The Night Watch
Page 47
The female shape-shifter had been killed so they could lodge a protest with us and demonstrate who was under threat.
The Dark Magician had been killed to close off any last loopholes and allow them to bring a formal accusation and arrest me.
The kid had to be killed to get rid of the Maverick after he'd played out his part. So they could intervene at the last moment, catch him standing over the body and kill him when he resisted and tried to escape. He didn't understand that we fought according to rules, he'd never surrender, he'd ignore instructions from a 'Day Watch' he'd never even heard of.
Once the Maverick was dead I'd be left with no way out. I'd either have to agree to have my memory pulled inside out or depart into the Twilight. Either way Svetlana would blow her cool.
I shuddered.
It was cold. Really cold. I'd thought the winter was completely gone, but that had been wishful thinking.

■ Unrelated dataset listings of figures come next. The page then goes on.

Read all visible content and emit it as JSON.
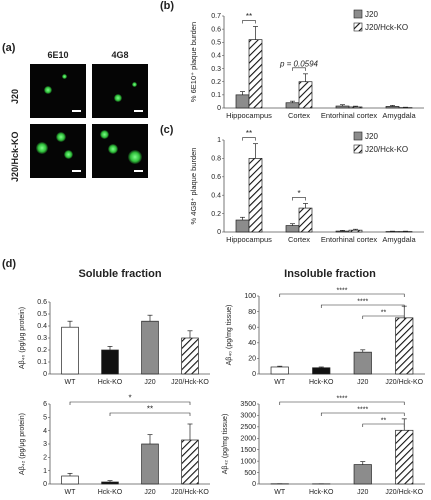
{
  "panels": {
    "a": "(a)",
    "b": "(b)",
    "c": "(c)",
    "d": "(d)"
  },
  "micrographs": {
    "columns": [
      "6E10",
      "4G8"
    ],
    "rows": [
      "J20",
      "J20/Hck-KO"
    ]
  },
  "sections": {
    "soluble": "Soluble fraction",
    "insoluble": "Insoluble fraction"
  },
  "chart_data": [
    {
      "id": "b",
      "type": "bar",
      "categories": [
        "Hippocampus",
        "Cortex",
        "Entorhinal cortex",
        "Amygdala"
      ],
      "series": [
        {
          "name": "J20",
          "values": [
            0.1,
            0.04,
            0.015,
            0.012
          ],
          "errors": [
            0.025,
            0.012,
            0.01,
            0.008
          ]
        },
        {
          "name": "J20/Hck-KO",
          "values": [
            0.52,
            0.2,
            0.008,
            0.003
          ],
          "errors": [
            0.1,
            0.06,
            0.006,
            0.003
          ]
        }
      ],
      "ylabel": "% 6E10⁺ plaque burden",
      "ylim": [
        0,
        0.7
      ],
      "yticks": [
        "0",
        "0.1",
        "0.2",
        "0.3",
        "0.4",
        "0.5",
        "0.6",
        "0.7"
      ],
      "annotations": [
        {
          "label": "**",
          "group": 0
        },
        {
          "label": "p = 0.0594",
          "group": 1
        }
      ],
      "legend": "top-right"
    },
    {
      "id": "c",
      "type": "bar",
      "categories": [
        "Hippocampus",
        "Cortex",
        "Entorhinal cortex",
        "Amygdala"
      ],
      "series": [
        {
          "name": "J20",
          "values": [
            0.13,
            0.07,
            0.01,
            0.005
          ],
          "errors": [
            0.03,
            0.02,
            0.008,
            0.004
          ]
        },
        {
          "name": "J20/Hck-KO",
          "values": [
            0.8,
            0.26,
            0.02,
            0.005
          ],
          "errors": [
            0.16,
            0.05,
            0.01,
            0.004
          ]
        }
      ],
      "ylabel": "% 4G8⁺ plaque burden",
      "ylim": [
        0,
        1
      ],
      "yticks": [
        "0",
        "0.2",
        "0.4",
        "0.6",
        "0.8",
        "1"
      ],
      "annotations": [
        {
          "label": "**",
          "group": 0
        },
        {
          "label": "*",
          "group": 1
        }
      ],
      "legend": "top-right"
    },
    {
      "id": "d1",
      "type": "bar",
      "categories": [
        "WT",
        "Hck-KO",
        "J20",
        "J20/Hck-KO"
      ],
      "values": [
        0.39,
        0.2,
        0.44,
        0.3
      ],
      "errors": [
        0.05,
        0.03,
        0.05,
        0.06
      ],
      "ylabel": "Aβ₄₀ (pg/μg protein)",
      "ylim": [
        0,
        0.6
      ],
      "yticks": [
        "0",
        "0.1",
        "0.2",
        "0.3",
        "0.4",
        "0.5",
        "0.6"
      ],
      "annotations": []
    },
    {
      "id": "d2",
      "type": "bar",
      "categories": [
        "WT",
        "Hck-KO",
        "J20",
        "J20/Hck-KO"
      ],
      "values": [
        9,
        8,
        28,
        72
      ],
      "errors": [
        1,
        1,
        3,
        15
      ],
      "ylabel": "Aβ₄₀ (pg/mg tissue)",
      "ylim": [
        0,
        100
      ],
      "yticks": [
        "0",
        "20",
        "40",
        "60",
        "80",
        "100"
      ],
      "annotations": [
        {
          "label": "****",
          "from": 0,
          "to": 3
        },
        {
          "label": "****",
          "from": 1,
          "to": 3
        },
        {
          "label": "**",
          "from": 2,
          "to": 3
        }
      ]
    },
    {
      "id": "d3",
      "type": "bar",
      "categories": [
        "WT",
        "Hck-KO",
        "J20",
        "J20/Hck-KO"
      ],
      "values": [
        0.6,
        0.15,
        3.0,
        3.3
      ],
      "errors": [
        0.2,
        0.1,
        0.7,
        1.2
      ],
      "ylabel": "Aβ₄₂ (pg/μg protein)",
      "ylim": [
        0,
        6
      ],
      "yticks": [
        "0",
        "1",
        "2",
        "3",
        "4",
        "5",
        "6"
      ],
      "annotations": [
        {
          "label": "*",
          "from": 0,
          "to": 3
        },
        {
          "label": "**",
          "from": 1,
          "to": 3
        }
      ]
    },
    {
      "id": "d4",
      "type": "bar",
      "categories": [
        "WT",
        "Hck-KO",
        "J20",
        "J20/Hck-KO"
      ],
      "values": [
        10,
        8,
        850,
        2350
      ],
      "errors": [
        2,
        2,
        130,
        500
      ],
      "ylabel": "Aβ₄₂ (pg/mg tissue)",
      "ylim": [
        0,
        3500
      ],
      "yticks": [
        "0",
        "500",
        "1000",
        "1500",
        "2000",
        "2500",
        "3000",
        "3500"
      ],
      "annotations": [
        {
          "label": "****",
          "from": 0,
          "to": 3
        },
        {
          "label": "****",
          "from": 1,
          "to": 3
        },
        {
          "label": "**",
          "from": 2,
          "to": 3
        }
      ]
    }
  ]
}
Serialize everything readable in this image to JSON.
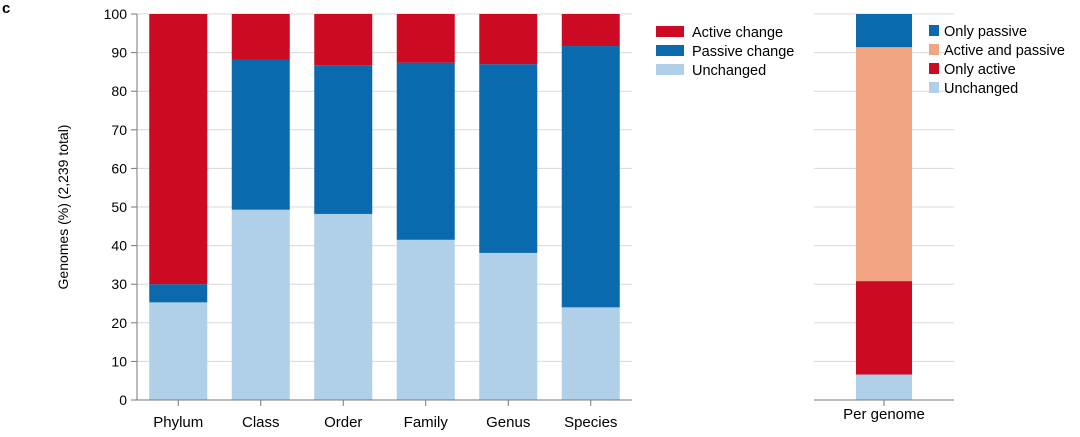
{
  "panel_label": "c",
  "chart_data": [
    {
      "type": "bar",
      "stacked": true,
      "ylabel": "Genomes (%) (2,239 total)",
      "ylim": [
        0,
        100
      ],
      "yticks": [
        0,
        10,
        20,
        30,
        40,
        50,
        60,
        70,
        80,
        90,
        100
      ],
      "grid": true,
      "legend_position": "right",
      "categories": [
        "Phylum",
        "Class",
        "Order",
        "Family",
        "Genus",
        "Species"
      ],
      "series": [
        {
          "name": "Unchanged",
          "color": "#b0cfe8",
          "values": [
            25.3,
            49.3,
            48.2,
            41.5,
            38.1,
            24.0
          ]
        },
        {
          "name": "Passive change",
          "color": "#0a6aad",
          "values": [
            4.7,
            38.8,
            38.5,
            45.9,
            48.9,
            67.7
          ]
        },
        {
          "name": "Active change",
          "color": "#cc0a24",
          "values": [
            70.0,
            11.9,
            13.3,
            12.6,
            13.0,
            8.3
          ]
        }
      ],
      "legend": [
        {
          "name": "Active change",
          "color": "#cc0a24"
        },
        {
          "name": "Passive change",
          "color": "#0a6aad"
        },
        {
          "name": "Unchanged",
          "color": "#b0cfe8"
        }
      ]
    },
    {
      "type": "bar",
      "stacked": true,
      "ylim": [
        0,
        100
      ],
      "grid": true,
      "legend_position": "right",
      "categories": [
        "Per genome"
      ],
      "series": [
        {
          "name": "Unchanged",
          "color": "#b0cfe8",
          "values": [
            6.6
          ]
        },
        {
          "name": "Only active",
          "color": "#cc0a24",
          "values": [
            24.2
          ]
        },
        {
          "name": "Active and passive",
          "color": "#f2a583",
          "values": [
            60.6
          ]
        },
        {
          "name": "Only passive",
          "color": "#0a6aad",
          "values": [
            8.6
          ]
        }
      ],
      "legend": [
        {
          "name": "Only passive",
          "color": "#0a6aad"
        },
        {
          "name": "Active and passive",
          "color": "#f2a583"
        },
        {
          "name": "Only active",
          "color": "#cc0a24"
        },
        {
          "name": "Unchanged",
          "color": "#b0cfe8"
        }
      ]
    }
  ]
}
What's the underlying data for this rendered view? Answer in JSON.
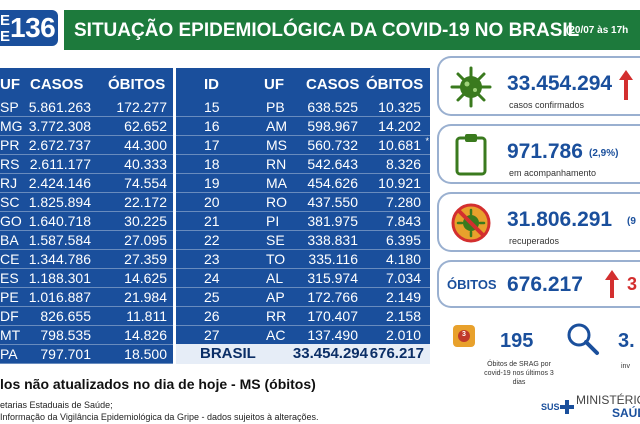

I held up my hand and stopped the first car that came along. I looked into the driver's eyes and said:
'Let's go.'
The impulse was pretty strong, he didn't even ask where I wanted to go.
The world was coming to an end.
Something had shifted and started to move, ancient shadows had sprung to life, the long-forgotten words of ancient tongues had rung out and a trembling had shaken the earth.
Darkness was dawning over the world.
Maxim was standing on the balcony and smoking as he listened to Elena's grumbling. It had been going on for hours already, ever since the girl he'd rescued had got out of the car at the metro station. Maxim had heard more home truths about himself than he could ever have imagined.
The claim that he was a stupid idiot and a womaniser who was prepared to risk getting shot for the sake of a cute face and a long pair of legs was one that Maxim could handle. The claim that he was a pig and a bastard who flirted with a worn-out ugly prostitute in his wife's presence showed rather more imagination. Especially since he'd only spoken a couple of words to his unexpected passenger.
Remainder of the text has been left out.